Am Beginn dieses zweiten Streckenabschnitts der A 45 steht die Überquerung des windungsreichen Tales der Sieg. Die Brücke über diesen tief eingeschnittenen Nebenfluss des Rheins ist 1000 m lang und 100 m hoch. Über den Bergrücken Kalte Eiche bei km 123 verläuft die Landesgrenze zwischen Nordrhein-Westfalen und Hessen. Dem Tal der Dill folgend, erreicht die Autobahn über Dillenburg und Herborn die Industriestadt Wetzlar und die Lahn. Jenseits des Gambacher Kreuzes durchmisst die hier erst vor wenigen Jahren freigegebene Teilstrecke in ganzer Länge die Wetterau, ein welliges, fruchtbares Bauernland, das sich bis zum Kinzigtal bei Hanau hinzieht. Am Seligenstädter Kreuz fließt die A 45 nach 257 km in die Ostwest-Achse Frankfurt-Nürnberg.
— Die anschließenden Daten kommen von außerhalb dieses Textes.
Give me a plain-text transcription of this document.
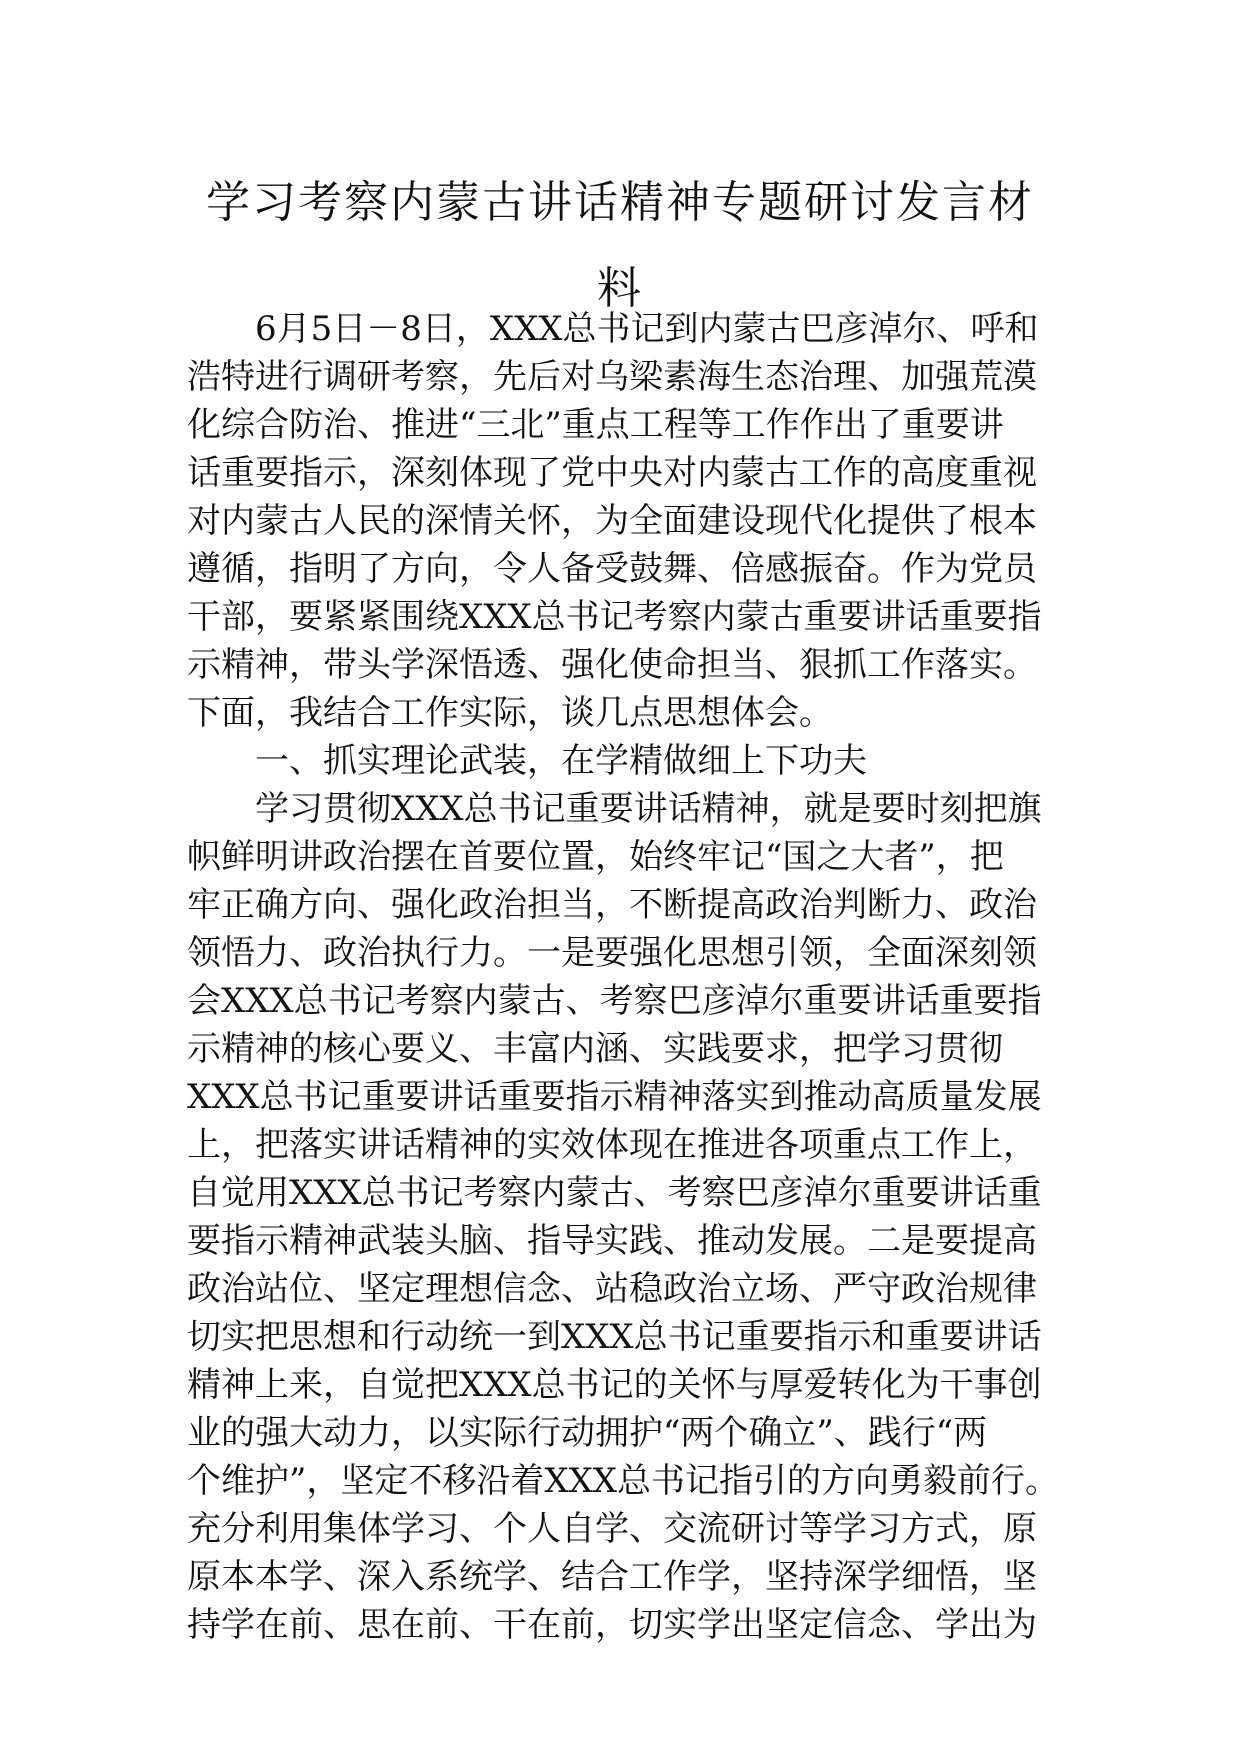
学习考察内蒙古讲话精神专题研讨发言材
料
6月5日－8日，XXX总书记到内蒙古巴彦淖尔、呼和
浩特进行调研考察，先后对乌梁素海生态治理、加强荒漠
化综合防治、推进“三北”重点工程等工作作出了重要讲
话重要指示，深刻体现了党中央对内蒙古工作的高度重视
对内蒙古人民的深情关怀，为全面建设现代化提供了根本
遵循，指明了方向，令人备受鼓舞、倍感振奋。作为党员
干部，要紧紧围绕XXX总书记考察内蒙古重要讲话重要指
示精神，带头学深悟透、强化使命担当、狠抓工作落实。
下面，我结合工作实际，谈几点思想体会。
一、抓实理论武装，在学精做细上下功夫
学习贯彻XXX总书记重要讲话精神，就是要时刻把旗
帜鲜明讲政治摆在首要位置，始终牢记“国之大者”，把
牢正确方向、强化政治担当，不断提高政治判断力、政治
领悟力、政治执行力。一是要强化思想引领，全面深刻领
会XXX总书记考察内蒙古、考察巴彦淖尔重要讲话重要指
示精神的核心要义、丰富内涵、实践要求，把学习贯彻
XXX总书记重要讲话重要指示精神落实到推动高质量发展
上，把落实讲话精神的实效体现在推进各项重点工作上，
自觉用XXX总书记考察内蒙古、考察巴彦淖尔重要讲话重
要指示精神武装头脑、指导实践、推动发展。二是要提高
政治站位、坚定理想信念、站稳政治立场、严守政治规律
切实把思想和行动统一到XXX总书记重要指示和重要讲话
精神上来，自觉把XXX总书记的关怀与厚爱转化为干事创
业的强大动力，以实际行动拥护“两个确立”、践行“两
个维护”，坚定不移沿着XXX总书记指引的方向勇毅前行。
充分利用集体学习、个人自学、交流研讨等学习方式，原
原本本学、深入系统学、结合工作学，坚持深学细悟，坚
持学在前、思在前、干在前，切实学出坚定信念、学出为
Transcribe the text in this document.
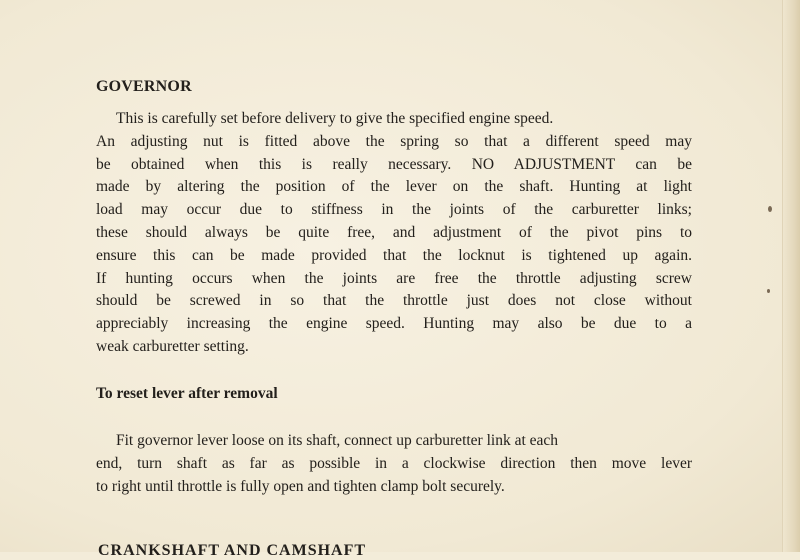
GOVERNOR

This is carefully set before delivery to give the specified engine speed.
An adjusting nut is fitted above the spring so that a different speed may
be obtained when this is really necessary. NO ADJUSTMENT can be
made by altering the position of the lever on the shaft. Hunting at light
load may occur due to stiffness in the joints of the carburetter links;
these should always be quite free, and adjustment of the pivot pins to
ensure this can be made provided that the locknut is tightened up again.
If hunting occurs when the joints are free the throttle adjusting screw
should be screwed in so that the throttle just does not close without
appreciably increasing the engine speed. Hunting may also be due to a
weak carburetter setting.

To reset lever after removal

Fit governor lever loose on its shaft, connect up carburetter link at each
end, turn shaft as far as possible in a clockwise direction then move lever
to right until throttle is fully open and tighten clamp bolt securely.

CRANKSHAFT AND CAMSHAFT
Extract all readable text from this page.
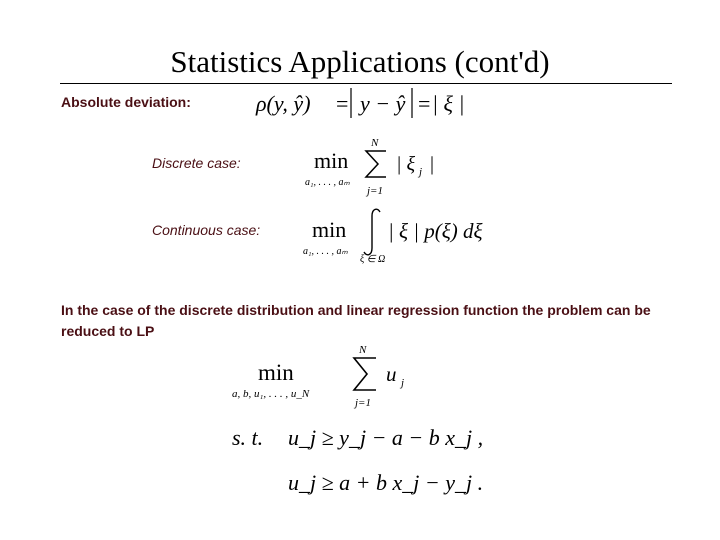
Statistics Applications (cont'd)
Absolute deviation:	ρ(y, ŷ) = y − ŷ = | ξ |
Discrete case:	min
a₁, . . . , aₘ
N
j=1
| ξ j |
Continuous case: min
a₁, . . . , aₘ
ξ ∈ Ω
| ξ | p(ξ) dξ
In the case of the discrete distribution and linear regression function the problem can be reduced to LP
min
a, b, u₁, . . . , u_N
N
j=1
u j
s. t. u_j ≥ y_j − a − b x_j ,
u_j ≥ a + b x_j − y_j .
Ausfahrt Siegen: Siegen, in reizvoller Lage und mit waldreicher Umgebung, besitzt einen hübschen alten Stadtkern. Fachwerkfassaden und schiefergraue Giebel dominieren. Das Obere Schloss war Stammsitz des Hauses Nassau, aus dem das Königshaus der Niederlande hervorging. Blau und orange sind auch die Stadtfarben von Siegen. Das Schloss beherbergt heute das Siegerlandmuseum. In der Rubensgalerie hängen 8 Gemälde des flämischen Malers Peter Paul Rubens, der im Jahre 1577 hier geboren wurde. Sehenswert ist auch die Ahnengalerie der Fürsten von Nassau- Oranien.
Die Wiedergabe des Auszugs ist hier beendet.